ROCHESTER — On the evening before President-elect Barack Obama’s inauguration, hundreds of people gathered at Sacred Heart Cathedral to pray for him and other elected officials during a service Bishop Matthew H. Clark termed a “wonderful solidarity of prayer and companionship.”
Local elected officials and religious leaders presented readings and reflections during the Jan. 19 interfaith prayer service, which took place on the annual observance of the birthday of civil-rights activist Dr. Martin Luther King Jr. The service was not planned to celebrate Obama’s election, but rather to ask for prayers for the new president and all other elected officials, said Rose Davis, who helped plan the event.
“It’s a prayer that God will be able to help (Obama) with trying to lead us into a new time. He’s trying to pull people together, and it’s very important that we pray that he will be able to do that,” said Davis, pastoral associate at the Cathedral Community. “I think we’re at sort of a critical place now. I think it’s the perfect point to ask God to help us.”
Prayer-service participants Nancy and Carl Merritt agreed.
“We came because we thought it was very important to pray for our new president and our elected officials, because we’re living in times where we’re in desperate need of prayer,” Nancy Merritt said.
The prayer service brought together people from various backgrounds and faith traditions and from all walks of life in what Rochester’s Mayor Robert Duffy called “a great snapshot of our nation.” During the event, Duffy read an excerpt from a speech Abraham Lincoln gave in 1858, and Monroe County Executive Maggie Brooks read an excerpt from a speech Susan B. Anthony gave in 1872. Local baritone Derrick Smith, the Holy Ghost Children’s Choir, and the combined Cathedral Community and Diocesan Festival choirs provided musical reflections. Dr. Devadasan Premnath, academic dean and associate professor of studies at St. Bernard’s School of Theology and Ministry, led a sung invocation in Sanskrit.
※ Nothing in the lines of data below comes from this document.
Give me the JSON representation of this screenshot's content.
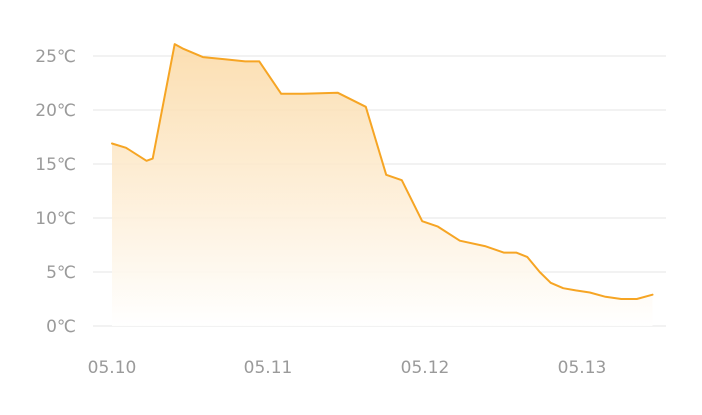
{
  "chart_data": {
    "type": "area",
    "title": "",
    "xlabel": "",
    "ylabel": "",
    "x_ticks": [
      "05.10",
      "05.11",
      "05.12",
      "05.13"
    ],
    "y_ticks": [
      "0℃",
      "5℃",
      "10℃",
      "15℃",
      "20℃",
      "25℃"
    ],
    "ylim": [
      0,
      25
    ],
    "xlim": [
      0,
      3.5
    ],
    "grid": true,
    "legend": "none",
    "colors": {
      "line": "#f6a524",
      "fill_top": "#fbd9a4",
      "fill_bottom": "#ffffff",
      "grid": "#e6e6e6",
      "tick": "#9a9a9a"
    },
    "series": [
      {
        "x": [
          0.0,
          0.09,
          0.22,
          0.26,
          0.4,
          0.45,
          0.58,
          0.72,
          0.85,
          0.94,
          1.08,
          1.22,
          1.44,
          1.62,
          1.75,
          1.85,
          1.98,
          2.08,
          2.22,
          2.38,
          2.5,
          2.58,
          2.65,
          2.73,
          2.8,
          2.88,
          2.96,
          3.05,
          3.15,
          3.25,
          3.35,
          3.45
        ],
        "y": [
          16.9,
          16.5,
          15.3,
          15.5,
          26.1,
          25.7,
          24.9,
          24.7,
          24.5,
          24.5,
          21.5,
          21.5,
          21.6,
          20.3,
          14.0,
          13.5,
          9.7,
          9.2,
          7.9,
          7.4,
          6.8,
          6.8,
          6.4,
          5.0,
          4.0,
          3.5,
          3.3,
          3.1,
          2.7,
          2.5,
          2.5,
          2.9
        ]
      }
    ]
  }
}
Rabbi Laurence Kotok, senior rabbi at Temple B’rith Kodesh in Brighton, read a passage from Deuteronomy; Dr. Muhammad Shafiq, imam and executive director of the Islamic Center of Rochester, read a passage from the Quran; the Rev. James Cherry, senior pastor at Rochester’s Aenon Baptist Church read Coretta Scott King’s eulogy for her husband; and Bishop Clark gave a short reflection about the importance of turning to God and about individuals’ responsibilities for one another.
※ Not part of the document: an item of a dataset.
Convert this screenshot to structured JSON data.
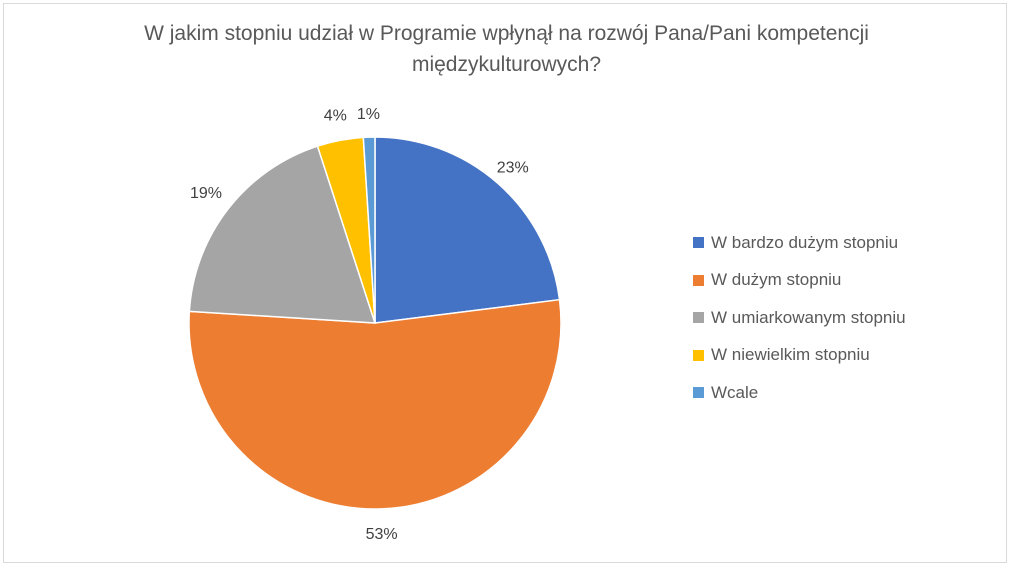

Indeed, each individual has a part in making the country and world better places, and people should not be passive to one another’s needs, Rabbi Kotok said before reading the Deuteronomy passage, which focused on justice. This justice must be fair, impartial and universally applied, he said.
“Step up with courage to the call to bring change, to move from indifference and to come together to build a community that reflects the true values of justice,” Rabbi Kotok said.
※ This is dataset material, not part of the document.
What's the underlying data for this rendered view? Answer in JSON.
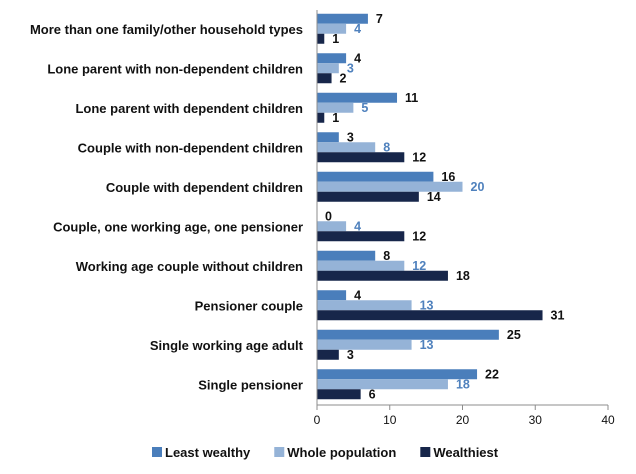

Imam Shafiq prayed that the new administration would be guided along a path of compassion, reconciliation and forgiveness that would restore the nation’s image. The Rev. Cherry reflected on the appropriate timing of the inauguration of the nation’s first African-American president the day after the nation remembers a civil-rights leader who “paid the ultimate price that a day like this would come to be reality.”
“In the experience of these days as we celebrate the life and prophetic words of Dr. Martin Luther King, and we think with growing hope about the leadership of Barack Obama, what do you most desire for yourself, for our city, for our country, for our state, for our nation and for our world?” Bishop Clark asked rhetorically.
“We can leave here with a renewed faith that when all is said and done, we are in God’s hands, and we need to enter the compassion and support and love of God if we have any hope to complete this journey successfully,” the bishop said.